Selama 24 sampai 30 hari, pada langkah ketiga dari proses pembuatan sake, Mozart dimainkan selama satu jam di pagi hari dan satu jam di sore hari selama proses fermentasi di tangki stainless-steel berlapis enamel. "'Symphony 41' dan 'Piano Concerto 20' membuat sake memiliki aroma yang lebih kaya dan rasa yang lebih ringan," katanya.

Sejak tahun 1989 sake buatan Ohara yang berlabel "seri klasik" dengan kisaran harga ¥1.000 s/d ¥5.000 selalu terjual habis.

Sejumlah ilmuwan menolak untuk diwawancarai untuk cerita ini karena tidak ada penelitian yang cukup, tapi itu tidak membuat Hiroko Harada berhenti menyetel lagu klasik. Manajer perusahaan Harada Tomato itu telah membuktikannya dengan tomat-tomat produksinya yang lebih lezat dan manis berkat Mozart.

Harada pertama kali memikirkan ide gila ini 15 tahun yang lalu, setelah dia mendengar tentang sapi di Spanyol yang produksi susunya meningkat setelah mendengarkan Mozart.

Di perkebunan Harada, speaker-speaker ditempatkan di seluruh sembilan rumah kaca dan lagu Mozart diputar selama 10 jam sehari dari Oktober sampai Mei. "Yang paling penting adalah bahwa musik klasik menciptakan lingkungan yang santai dan nyaman bagi kita untuk bekerja, dan ini rupanya menular kepada tomat-tomat kami," katanya.
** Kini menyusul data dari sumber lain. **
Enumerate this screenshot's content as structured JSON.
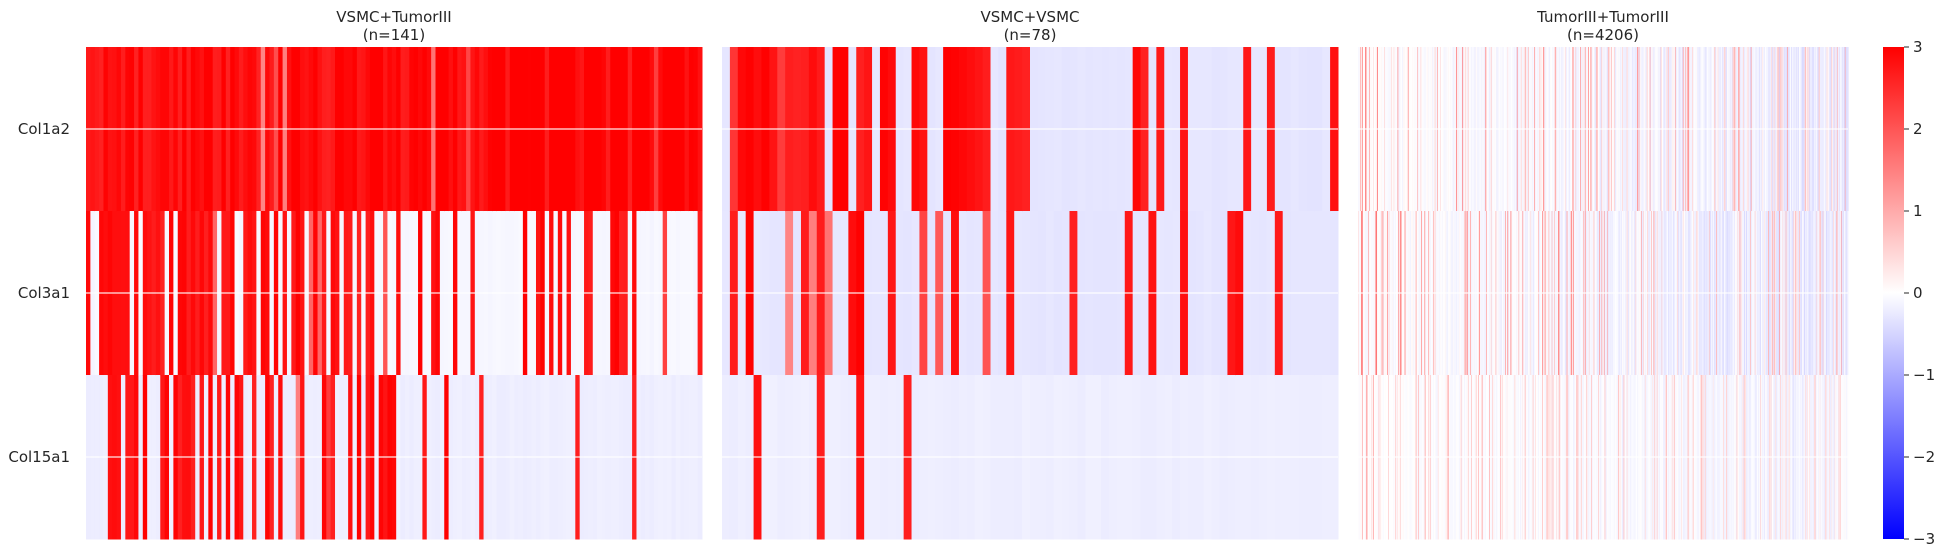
{
  "chart_data": {
    "type": "heatmap",
    "rows": [
      "Col1a2",
      "Col3a1",
      "Col15a1"
    ],
    "panels": [
      {
        "title_line1": "VSMC+TumorIII",
        "title_line2": "(n=141)",
        "n": 141,
        "high_counts": [
          84,
          70,
          42
        ],
        "low_values": [
          3.0,
          -0.1,
          -0.2
        ]
      },
      {
        "title_line1": "VSMC+VSMC",
        "title_line2": "(n=78)",
        "n": 78,
        "high_counts": [
          36,
          22,
          4
        ],
        "low_values": [
          -0.3,
          -0.3,
          -0.2
        ]
      },
      {
        "title_line1": "TumorIII+TumorIII",
        "title_line2": "(n=4206)",
        "n": 4206,
        "style": "dense",
        "approx_range": [
          -0.6,
          1.8
        ]
      }
    ],
    "colorbar": {
      "vmin": -3,
      "vmax": 3,
      "colormap": [
        "#0000ff",
        "#ffffff",
        "#ff0000"
      ],
      "ticks": [
        "3",
        "2",
        "1",
        "0",
        "−1",
        "−2",
        "−3"
      ]
    },
    "grid": true
  }
}
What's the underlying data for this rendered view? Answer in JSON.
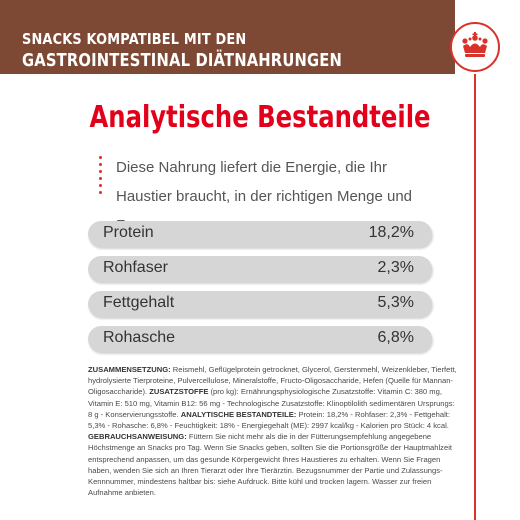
{
  "banner": {
    "line1": "SNACKS KOMPATIBEL MIT DEN",
    "line2": "GASTROINTESTINAL DIÄTNAHRUNGEN"
  },
  "logo_icon": "royal-crown-logo",
  "colors": {
    "banner": "#7e4934",
    "accent": "#e2001a",
    "row_bg": "#d6d6d6"
  },
  "title": "Analytische Bestandteile",
  "intro": "Diese Nahrung liefert die Energie, die Ihr Haustier braucht, in der richtigen Menge und Form.",
  "nutrients": [
    {
      "label": "Protein",
      "value": "18,2%"
    },
    {
      "label": "Rohfaser",
      "value": "2,3%"
    },
    {
      "label": "Fettgehalt",
      "value": "5,3%"
    },
    {
      "label": "Rohasche",
      "value": "6,8%"
    }
  ],
  "composition": {
    "heading": "ZUSAMMENSETZUNG:",
    "text": " Reismehl, Geflügelprotein getrocknet, Glycerol, Gerstenmehl, Weizenkleber, Tierfett, hydrolysierte Tierproteine, Pulvercellulose, Mineralstoffe, Fructo-Oligosaccharide, Hefen (Quelle für Mannan-Oligosaccharide). "
  },
  "additives": {
    "heading": "ZUSATZSTOFFE",
    "text": " (pro kg): Ernährungsphysiologische Zusatzstoffe: Vitamin C: 380 mg, Vitamin E: 510 mg, Vitamin B12: 56 mg - Technologische Zusatzstoffe: Klinoptilolith sedimentären Ursprungs: 8 g - Konservierungsstoffe. "
  },
  "analysis": {
    "heading": "ANALYTISCHE BESTANDTEILE:",
    "text": " Protein: 18,2% - Rohfaser: 2,3% - Fettgehalt: 5,3% - Rohasche: 6,8% - Feuchtigkeit: 18% - Energiegehalt (ME): 2997 kcal/kg - Kalorien pro Stück: 4 kcal. "
  },
  "usage": {
    "heading": "GEBRAUCHSANWEISUNG:",
    "text": " Füttern Sie nicht mehr als die in der Fütterungsempfehlung angegebene Höchstmenge an Snacks pro Tag. Wenn Sie Snacks geben, sollten Sie die Portionsgröße der Hauptmahlzeit entsprechend anpassen, um das gesunde Körpergewicht Ihres Haustieres zu erhalten. Wenn Sie Fragen haben, wenden Sie sich an Ihren Tierarzt oder Ihre Tierärztin. Bezugsnummer der Partie und Zulassungs-Kennnummer, mindestens haltbar bis: siehe Aufdruck. Bitte kühl und trocken lagern. Wasser zur freien Aufnahme anbieten."
  }
}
Menurut Tokushima Kogyou Shikenjyo, sebuah lembaga penelitian publik, tomat Harada mengandung tiga kali lebih banyak zat besi dan vitamin C daripada tomat biasa. Apakah ini hasil dari musik klasik atau karena cara berkebun organik yang terampil? Sulit untuk mengatakannya, tapi Harada merasa Mozart memainkan perannya dengan baik.

Walaupun tidak ada data penelitian resmi untuk mendukung klaim bahwa musik Mozart memiliki efek pada makanan dan minuman, satu penjelasan untuk popularitasnya manfaat di balik musik klasik adalah frekuensi tinggi yang bisa memberikan efek "tenang" pada manusia.

Musik Mozart yang mempunyai frekuensi diatas 8.000 Hz memang sering dimanfaatkan untuk terapi pada pasien dengan tingkat stress yang tinggi. Tapi apakah berlaku untuk makanan, minuman dan tanaman? Bukankah semua itu benda mati? Tanaman dan tumbuhan mungkin makhluk hidup, tapi... memangnya mereka punya kuping?